Все говорило, что жильцы этой лачуги не в состоянии уже были исправить своего жилища и равнодушно смотрели на окончательный его упадок.
Под вечер или, лучше сказать, в начале сумерек, когда после знойного дня небо начинало заволакиваться черными тучами, из города шел молодой человек как бы на прогулку, часто оглядываясь, словно из боязни быть замеченным, и расспрашивая о чем-то встречных детей и женщин. Все указывали ему на отдаленную одинокую избушку. Приближаясь к последней, молодой человек убавил шагу, и на лице его отразилось чувство скорби, перешедшей даже в иронию; он улыбнулся.
Это был Валек Лузинский. Со времени полного освобождения от опеки доктора, мучило его постоянно возраставшее желание открыть свое происхождение и проникнуть тайну, которая покрывала его сиротскую колыбель. Он решился отправиться на поиски в Туров, хотя много ожидал от этого и даже еще сам не знал, как приступить к делу. Прежде он хотел попытаться поискать путеводной нити в городе. С этою целью он пошел в магистрат под каким-то предлогом посмотреть списки населения и поискать в них фамилии Лузинских. Он сверх ожидания нашел искомое очень легко, но семейство это, несколько десятков лет тому назад весьма многочисленное, все почти повымерло, так что оставались только в живых старик со старухой и внучка. Тут же он нашел номер дома, и по этим указаниям вечером, стыдясь быть узнанным знакомыми, подошел к убогой хижине, последнему приюту старых Лузинских.
Долго он ходил вокруг в ожидании, не появится ли кто-нибудь, так как ему хотелось поговорить, не входя в хату, однако напрасно. Между тем постепенно темнело, и Валек, вознамерившийся узнать что-нибудь, решился переступить через порог хижины. Комната налево была пустая, почернелая, ободранная, только против двери висел единственный образ Спасителя.
Вслед за скрипом двери, из-за перегородки послышался едва внятный голос: кто там?

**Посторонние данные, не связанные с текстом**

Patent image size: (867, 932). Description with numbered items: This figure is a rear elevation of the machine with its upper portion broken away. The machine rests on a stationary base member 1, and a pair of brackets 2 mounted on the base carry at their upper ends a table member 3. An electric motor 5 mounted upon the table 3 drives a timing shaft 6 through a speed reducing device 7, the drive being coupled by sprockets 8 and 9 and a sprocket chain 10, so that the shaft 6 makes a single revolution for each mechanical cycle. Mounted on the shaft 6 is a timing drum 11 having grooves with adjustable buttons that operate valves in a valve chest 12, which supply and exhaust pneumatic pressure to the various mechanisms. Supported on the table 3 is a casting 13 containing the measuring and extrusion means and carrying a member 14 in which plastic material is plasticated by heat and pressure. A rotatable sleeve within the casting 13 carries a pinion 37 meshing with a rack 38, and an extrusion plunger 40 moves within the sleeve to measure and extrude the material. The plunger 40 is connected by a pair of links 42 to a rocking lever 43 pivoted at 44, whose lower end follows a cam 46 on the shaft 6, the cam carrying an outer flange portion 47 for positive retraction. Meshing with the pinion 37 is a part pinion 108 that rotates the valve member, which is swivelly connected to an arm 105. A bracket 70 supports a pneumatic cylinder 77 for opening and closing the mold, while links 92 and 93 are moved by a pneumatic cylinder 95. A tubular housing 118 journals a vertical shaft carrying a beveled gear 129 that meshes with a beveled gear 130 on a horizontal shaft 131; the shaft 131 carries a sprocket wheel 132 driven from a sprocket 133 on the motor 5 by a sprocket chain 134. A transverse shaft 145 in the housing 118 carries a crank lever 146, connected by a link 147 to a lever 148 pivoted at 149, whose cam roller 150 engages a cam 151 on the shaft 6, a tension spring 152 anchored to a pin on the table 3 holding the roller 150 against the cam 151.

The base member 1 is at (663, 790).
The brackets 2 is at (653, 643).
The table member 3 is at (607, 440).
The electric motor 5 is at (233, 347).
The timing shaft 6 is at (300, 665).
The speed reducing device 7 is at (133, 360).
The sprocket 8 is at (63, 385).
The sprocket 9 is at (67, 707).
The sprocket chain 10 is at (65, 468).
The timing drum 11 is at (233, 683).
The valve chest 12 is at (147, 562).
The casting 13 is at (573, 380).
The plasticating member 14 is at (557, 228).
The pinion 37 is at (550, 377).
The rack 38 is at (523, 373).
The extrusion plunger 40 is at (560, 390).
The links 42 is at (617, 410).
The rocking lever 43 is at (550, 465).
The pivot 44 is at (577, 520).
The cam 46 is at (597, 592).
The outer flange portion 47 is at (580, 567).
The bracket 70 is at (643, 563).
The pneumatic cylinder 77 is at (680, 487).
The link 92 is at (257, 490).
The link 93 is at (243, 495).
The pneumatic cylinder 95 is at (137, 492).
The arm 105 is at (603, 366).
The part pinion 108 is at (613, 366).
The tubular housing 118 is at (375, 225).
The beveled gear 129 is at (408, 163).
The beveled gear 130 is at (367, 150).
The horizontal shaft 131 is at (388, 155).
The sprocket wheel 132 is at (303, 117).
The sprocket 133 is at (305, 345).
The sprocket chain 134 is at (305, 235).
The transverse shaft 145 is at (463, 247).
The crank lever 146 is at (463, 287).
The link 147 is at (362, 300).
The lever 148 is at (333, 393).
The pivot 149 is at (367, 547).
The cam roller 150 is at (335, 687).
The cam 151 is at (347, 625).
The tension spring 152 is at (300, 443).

— Чужой, прохожий, — отвечал Валек.
— Что же вам здесь надо? — сказали из-за перегородки. — Здесь не достанете ничего, даже воды. Старик с внучкой ушли в лес, а я лежу больная. Ступайте с Богом.
— Это дом Лузинских? — спросил Валек.
— Конечно. А какое вам до них дело?
— Хотел расспросить о них.
— Расспросить о Лузинских? А кому какая в них нужда? — продолжал слабый голос. — Кому нужда до нищеты?
Валек очутился в неприятном положении, и не знал бы как продолжать разговор, но в эту минуту отворилась за ним дверь, и в ней показались сгорбленный старик и пятнадцатилетняя девочка.
Старик был страшен — такой, каким пугают детей: седой, с длинной белой бородой, на которой изредка попадались черные космы, с растрепанными волосами; из расстегнутой рубашки виднелась костистая бронзового цвета грудь; в руке у него была палка, а на плечах перевешенные накрест торба и кузов с грибами. Кроме этого, у него за спиной торчала вязанка хворосту. Девочка была одета в вытертую сермягу не по росту, в серую рубаху, подпоясанную красным поясом, в полинялую синюю юбку, а светло-русую головку повязала темным платочком.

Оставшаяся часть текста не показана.